Architekt Zander weiß sich da mit Baubürgermeister Raoul Schmidt Lamontain (Bündnis 90/Die Grünen) einer Meinung, der einen „riesigen Gemischtwarenladen“ auf dem Gelände des Alten Leipziger Bahnhofs nicht für zeitgemäß hält (DNN berichteten). Am Montag ab 17 Uhr stellen Schmidt-Lamontain und seine Bürgermeisterkollegin vom Ressort Umwelt und Parteifreundin Eva Jähnigen auf einer Bürgerversammlung im Ballsaal des Brauhauses Watzke an der Leipziger Straße die Neufassung des Masterplans für die Leipziger Vorstadt vor. „Uns irritiert die B-Variante des Planes, in der sich das Globus-Projekt unverändert wiederfindet“, sagte Zander. Hatte doch der Stadtrat im April 2015 mit einem Masterplan den Stadtplanern vorgegeben: Großflächiger Einzelhandel über 800 Quadratmeter wird ausgeschlossen.
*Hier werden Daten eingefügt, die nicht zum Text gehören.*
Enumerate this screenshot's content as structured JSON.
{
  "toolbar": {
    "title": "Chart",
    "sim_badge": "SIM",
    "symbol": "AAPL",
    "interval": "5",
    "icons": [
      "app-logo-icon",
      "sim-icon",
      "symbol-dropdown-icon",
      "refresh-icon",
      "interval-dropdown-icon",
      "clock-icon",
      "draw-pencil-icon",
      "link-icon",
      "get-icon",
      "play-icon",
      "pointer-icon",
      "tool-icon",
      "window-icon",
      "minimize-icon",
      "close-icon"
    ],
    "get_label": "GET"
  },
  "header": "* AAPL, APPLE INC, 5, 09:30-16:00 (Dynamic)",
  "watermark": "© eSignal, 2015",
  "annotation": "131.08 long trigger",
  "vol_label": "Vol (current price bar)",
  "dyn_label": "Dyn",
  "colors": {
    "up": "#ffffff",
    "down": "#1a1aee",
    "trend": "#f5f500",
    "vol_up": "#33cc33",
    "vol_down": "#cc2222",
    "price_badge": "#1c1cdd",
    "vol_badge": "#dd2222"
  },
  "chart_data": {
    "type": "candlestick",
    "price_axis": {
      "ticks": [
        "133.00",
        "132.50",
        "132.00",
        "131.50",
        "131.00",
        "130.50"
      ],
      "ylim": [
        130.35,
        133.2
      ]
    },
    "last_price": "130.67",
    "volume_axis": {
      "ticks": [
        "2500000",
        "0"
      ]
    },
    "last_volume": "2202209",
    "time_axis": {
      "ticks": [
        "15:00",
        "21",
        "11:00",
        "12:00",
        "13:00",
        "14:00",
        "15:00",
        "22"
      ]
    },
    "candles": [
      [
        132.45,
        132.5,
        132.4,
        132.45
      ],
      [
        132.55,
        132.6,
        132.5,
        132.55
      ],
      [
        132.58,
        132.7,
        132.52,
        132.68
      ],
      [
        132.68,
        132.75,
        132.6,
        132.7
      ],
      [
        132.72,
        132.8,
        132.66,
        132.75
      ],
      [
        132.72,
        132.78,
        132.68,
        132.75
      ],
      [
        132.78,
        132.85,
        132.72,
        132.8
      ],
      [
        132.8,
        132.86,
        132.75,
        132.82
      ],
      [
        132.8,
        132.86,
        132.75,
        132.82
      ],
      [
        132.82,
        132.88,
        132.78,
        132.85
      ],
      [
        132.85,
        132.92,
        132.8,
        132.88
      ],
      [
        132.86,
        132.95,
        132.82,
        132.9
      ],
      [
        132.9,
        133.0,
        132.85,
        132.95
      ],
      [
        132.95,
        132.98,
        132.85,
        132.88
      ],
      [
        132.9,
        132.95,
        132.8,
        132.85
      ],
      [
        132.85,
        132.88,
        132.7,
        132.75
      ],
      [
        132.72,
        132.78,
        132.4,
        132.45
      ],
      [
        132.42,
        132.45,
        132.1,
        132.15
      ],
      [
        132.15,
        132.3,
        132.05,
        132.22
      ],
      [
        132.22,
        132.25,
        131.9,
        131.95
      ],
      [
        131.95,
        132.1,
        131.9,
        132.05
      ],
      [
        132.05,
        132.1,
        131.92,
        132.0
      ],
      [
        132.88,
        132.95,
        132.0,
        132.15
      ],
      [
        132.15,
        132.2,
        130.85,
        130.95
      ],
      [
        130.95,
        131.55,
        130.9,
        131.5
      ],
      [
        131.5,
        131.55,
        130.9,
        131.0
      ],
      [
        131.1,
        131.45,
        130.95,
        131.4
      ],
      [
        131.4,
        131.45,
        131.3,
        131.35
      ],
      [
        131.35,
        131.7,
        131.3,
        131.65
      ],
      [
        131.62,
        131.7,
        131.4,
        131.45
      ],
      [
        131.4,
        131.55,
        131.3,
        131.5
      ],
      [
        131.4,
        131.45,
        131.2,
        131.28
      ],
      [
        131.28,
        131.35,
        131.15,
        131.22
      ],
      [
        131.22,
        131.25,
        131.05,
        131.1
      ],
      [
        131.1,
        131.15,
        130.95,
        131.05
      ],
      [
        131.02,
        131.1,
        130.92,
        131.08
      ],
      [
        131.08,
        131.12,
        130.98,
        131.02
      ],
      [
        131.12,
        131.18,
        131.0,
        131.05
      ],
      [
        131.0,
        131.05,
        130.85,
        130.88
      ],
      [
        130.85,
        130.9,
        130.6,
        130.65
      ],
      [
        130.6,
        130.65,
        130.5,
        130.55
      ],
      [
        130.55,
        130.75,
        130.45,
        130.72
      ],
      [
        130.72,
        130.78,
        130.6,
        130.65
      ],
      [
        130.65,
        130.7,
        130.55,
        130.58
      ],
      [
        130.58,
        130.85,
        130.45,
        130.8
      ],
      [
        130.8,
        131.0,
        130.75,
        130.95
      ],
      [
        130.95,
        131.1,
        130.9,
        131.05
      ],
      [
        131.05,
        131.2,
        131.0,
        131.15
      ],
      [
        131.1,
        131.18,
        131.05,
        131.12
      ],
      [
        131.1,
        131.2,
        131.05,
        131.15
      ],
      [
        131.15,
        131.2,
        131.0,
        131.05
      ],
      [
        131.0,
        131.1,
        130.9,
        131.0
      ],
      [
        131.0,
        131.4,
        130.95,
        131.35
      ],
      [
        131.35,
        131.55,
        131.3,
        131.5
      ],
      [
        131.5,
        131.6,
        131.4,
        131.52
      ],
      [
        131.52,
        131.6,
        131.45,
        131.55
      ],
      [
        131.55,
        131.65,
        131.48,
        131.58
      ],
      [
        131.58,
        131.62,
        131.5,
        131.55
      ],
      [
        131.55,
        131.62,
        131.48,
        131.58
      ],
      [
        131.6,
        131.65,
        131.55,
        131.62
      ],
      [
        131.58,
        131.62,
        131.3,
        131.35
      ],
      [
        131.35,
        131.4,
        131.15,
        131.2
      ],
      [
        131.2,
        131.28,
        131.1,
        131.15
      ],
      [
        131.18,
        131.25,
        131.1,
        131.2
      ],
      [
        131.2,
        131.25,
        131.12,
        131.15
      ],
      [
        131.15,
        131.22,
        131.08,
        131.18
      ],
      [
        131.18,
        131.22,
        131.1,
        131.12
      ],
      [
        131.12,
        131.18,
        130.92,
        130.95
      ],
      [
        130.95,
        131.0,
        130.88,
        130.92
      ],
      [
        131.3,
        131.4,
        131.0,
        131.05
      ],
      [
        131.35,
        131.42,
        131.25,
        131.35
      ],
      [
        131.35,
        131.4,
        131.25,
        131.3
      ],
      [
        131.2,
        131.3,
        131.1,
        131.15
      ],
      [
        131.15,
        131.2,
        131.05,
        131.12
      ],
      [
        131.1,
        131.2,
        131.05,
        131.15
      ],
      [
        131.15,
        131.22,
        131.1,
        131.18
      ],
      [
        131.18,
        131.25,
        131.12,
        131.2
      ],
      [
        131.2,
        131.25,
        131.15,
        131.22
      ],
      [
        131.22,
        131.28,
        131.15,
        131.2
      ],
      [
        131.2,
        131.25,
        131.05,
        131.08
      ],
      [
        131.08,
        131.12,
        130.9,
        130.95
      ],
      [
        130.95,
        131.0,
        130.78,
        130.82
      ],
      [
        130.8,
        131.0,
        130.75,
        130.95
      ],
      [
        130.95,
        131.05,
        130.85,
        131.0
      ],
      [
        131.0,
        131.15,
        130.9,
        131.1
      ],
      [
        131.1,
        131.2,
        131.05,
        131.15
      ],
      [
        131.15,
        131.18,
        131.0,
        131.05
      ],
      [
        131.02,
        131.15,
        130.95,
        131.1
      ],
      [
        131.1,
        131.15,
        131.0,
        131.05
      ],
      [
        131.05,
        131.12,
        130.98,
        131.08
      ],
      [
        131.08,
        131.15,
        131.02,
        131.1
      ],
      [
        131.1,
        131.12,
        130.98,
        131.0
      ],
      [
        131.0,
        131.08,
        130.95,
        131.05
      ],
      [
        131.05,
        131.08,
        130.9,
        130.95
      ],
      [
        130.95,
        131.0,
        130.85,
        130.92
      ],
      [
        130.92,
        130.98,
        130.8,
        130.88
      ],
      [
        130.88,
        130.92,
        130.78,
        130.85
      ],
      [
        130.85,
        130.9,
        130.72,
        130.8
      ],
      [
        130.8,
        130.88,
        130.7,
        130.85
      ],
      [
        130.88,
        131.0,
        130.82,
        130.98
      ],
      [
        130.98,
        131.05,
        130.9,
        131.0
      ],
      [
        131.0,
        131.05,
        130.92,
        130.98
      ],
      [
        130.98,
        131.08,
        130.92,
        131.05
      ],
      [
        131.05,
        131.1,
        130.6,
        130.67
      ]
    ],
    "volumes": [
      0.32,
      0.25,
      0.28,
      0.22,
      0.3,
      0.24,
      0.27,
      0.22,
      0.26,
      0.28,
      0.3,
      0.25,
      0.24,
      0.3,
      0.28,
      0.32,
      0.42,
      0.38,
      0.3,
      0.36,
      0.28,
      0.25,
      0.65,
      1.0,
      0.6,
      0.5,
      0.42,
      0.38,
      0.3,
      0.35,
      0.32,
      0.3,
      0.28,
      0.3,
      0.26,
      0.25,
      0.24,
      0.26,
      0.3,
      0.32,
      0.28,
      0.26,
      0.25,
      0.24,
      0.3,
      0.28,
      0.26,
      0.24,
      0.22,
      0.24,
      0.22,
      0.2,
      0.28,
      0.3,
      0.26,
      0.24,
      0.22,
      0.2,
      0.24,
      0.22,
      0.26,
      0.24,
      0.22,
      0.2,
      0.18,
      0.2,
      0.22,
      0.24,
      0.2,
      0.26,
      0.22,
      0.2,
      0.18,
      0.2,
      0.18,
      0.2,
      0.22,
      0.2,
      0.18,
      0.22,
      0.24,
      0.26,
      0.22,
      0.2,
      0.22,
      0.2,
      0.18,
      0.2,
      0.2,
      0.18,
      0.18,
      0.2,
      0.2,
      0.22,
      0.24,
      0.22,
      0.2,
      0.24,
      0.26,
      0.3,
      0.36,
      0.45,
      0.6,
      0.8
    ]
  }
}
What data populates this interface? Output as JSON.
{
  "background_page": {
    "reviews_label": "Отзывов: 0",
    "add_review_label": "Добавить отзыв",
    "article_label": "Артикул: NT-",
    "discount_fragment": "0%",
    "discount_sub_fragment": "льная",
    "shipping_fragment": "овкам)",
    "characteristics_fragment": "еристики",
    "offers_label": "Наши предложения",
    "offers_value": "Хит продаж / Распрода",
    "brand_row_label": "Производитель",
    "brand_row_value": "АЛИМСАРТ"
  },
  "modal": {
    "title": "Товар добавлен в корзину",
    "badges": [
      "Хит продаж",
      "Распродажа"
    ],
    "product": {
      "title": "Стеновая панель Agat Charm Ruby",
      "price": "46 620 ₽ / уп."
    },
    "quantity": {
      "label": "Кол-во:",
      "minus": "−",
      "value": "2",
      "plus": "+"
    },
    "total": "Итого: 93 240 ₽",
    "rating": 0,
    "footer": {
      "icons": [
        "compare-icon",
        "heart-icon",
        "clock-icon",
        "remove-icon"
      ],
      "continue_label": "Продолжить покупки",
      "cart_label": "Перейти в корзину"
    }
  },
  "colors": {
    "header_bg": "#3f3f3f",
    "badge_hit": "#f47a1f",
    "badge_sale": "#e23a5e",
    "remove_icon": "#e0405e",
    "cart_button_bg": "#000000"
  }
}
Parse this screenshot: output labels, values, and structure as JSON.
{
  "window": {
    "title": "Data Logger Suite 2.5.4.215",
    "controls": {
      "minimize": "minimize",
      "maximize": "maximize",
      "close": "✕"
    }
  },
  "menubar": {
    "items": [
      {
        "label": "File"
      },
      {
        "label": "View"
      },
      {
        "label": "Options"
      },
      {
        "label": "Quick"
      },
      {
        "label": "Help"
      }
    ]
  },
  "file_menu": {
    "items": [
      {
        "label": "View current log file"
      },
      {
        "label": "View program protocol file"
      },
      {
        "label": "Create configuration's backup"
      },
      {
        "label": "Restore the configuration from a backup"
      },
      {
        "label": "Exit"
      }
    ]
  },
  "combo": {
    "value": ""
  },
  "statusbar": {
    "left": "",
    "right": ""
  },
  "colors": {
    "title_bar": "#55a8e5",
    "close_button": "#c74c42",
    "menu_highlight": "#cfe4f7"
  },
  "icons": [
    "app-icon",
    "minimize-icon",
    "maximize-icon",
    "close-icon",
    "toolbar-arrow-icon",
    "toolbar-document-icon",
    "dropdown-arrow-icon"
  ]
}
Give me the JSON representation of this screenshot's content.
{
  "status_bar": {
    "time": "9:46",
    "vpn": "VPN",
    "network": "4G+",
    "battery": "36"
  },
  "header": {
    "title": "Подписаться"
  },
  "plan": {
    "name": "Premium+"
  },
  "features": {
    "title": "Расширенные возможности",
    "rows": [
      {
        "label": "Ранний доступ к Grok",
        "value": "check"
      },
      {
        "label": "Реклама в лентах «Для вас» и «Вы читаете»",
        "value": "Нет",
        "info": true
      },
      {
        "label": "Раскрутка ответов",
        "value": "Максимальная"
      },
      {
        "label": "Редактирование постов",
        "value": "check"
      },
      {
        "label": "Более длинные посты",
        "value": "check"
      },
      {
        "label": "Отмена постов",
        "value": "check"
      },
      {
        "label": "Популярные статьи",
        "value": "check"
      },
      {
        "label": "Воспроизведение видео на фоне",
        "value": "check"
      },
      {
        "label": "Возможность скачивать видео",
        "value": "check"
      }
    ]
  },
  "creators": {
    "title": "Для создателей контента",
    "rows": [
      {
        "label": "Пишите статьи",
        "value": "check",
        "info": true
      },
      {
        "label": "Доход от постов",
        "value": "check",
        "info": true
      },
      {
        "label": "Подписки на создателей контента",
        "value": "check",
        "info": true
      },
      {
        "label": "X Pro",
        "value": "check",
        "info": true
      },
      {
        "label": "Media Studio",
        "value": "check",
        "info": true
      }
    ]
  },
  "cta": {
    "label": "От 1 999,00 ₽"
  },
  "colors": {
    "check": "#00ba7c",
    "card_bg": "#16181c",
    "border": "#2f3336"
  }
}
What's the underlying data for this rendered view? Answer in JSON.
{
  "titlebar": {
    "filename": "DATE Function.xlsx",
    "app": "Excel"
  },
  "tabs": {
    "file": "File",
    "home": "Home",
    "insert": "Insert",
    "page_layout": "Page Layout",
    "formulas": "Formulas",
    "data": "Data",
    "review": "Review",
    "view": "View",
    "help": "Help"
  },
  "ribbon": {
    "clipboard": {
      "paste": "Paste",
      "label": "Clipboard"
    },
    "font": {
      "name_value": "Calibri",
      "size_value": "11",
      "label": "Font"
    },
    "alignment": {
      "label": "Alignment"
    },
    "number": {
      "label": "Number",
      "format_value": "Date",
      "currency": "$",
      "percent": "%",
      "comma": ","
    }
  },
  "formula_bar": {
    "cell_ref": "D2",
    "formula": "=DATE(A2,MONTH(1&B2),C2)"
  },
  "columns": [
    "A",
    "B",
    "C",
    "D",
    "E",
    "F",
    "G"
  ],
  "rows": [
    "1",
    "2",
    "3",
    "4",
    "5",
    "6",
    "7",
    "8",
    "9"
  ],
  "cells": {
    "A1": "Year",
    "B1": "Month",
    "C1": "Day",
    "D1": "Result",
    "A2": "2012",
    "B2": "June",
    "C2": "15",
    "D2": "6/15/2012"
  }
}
Die Bürger sollten die Versammlung als Forum nutzen, ihre Position zu dem Globus-Projekt zu bekunden. „Wir sind für eine kreative Nutzung des Alten Leipziger Bahnhofs“, erklärte Zander. „Eine Mischung aus kleinen Geschäften, privaten Kultureinrichtungen, Künstlerateliers, Büros und Wohnungen würde das Gelände in ein lebendiges Areal verwandeln.“ Auch eine kleine Gedenkstätte zu den Deportationszügen der Nazizeit, die vom Alten Leipziger Bahnhof abfuhren, ließe sich dann viel besser integrieren, erklärte der Architekt. Alle Dresdner, denen der innenstadtnahe Stadtteil am Herzen liege, sollten am Montag zur Bürgerversammlung kommen.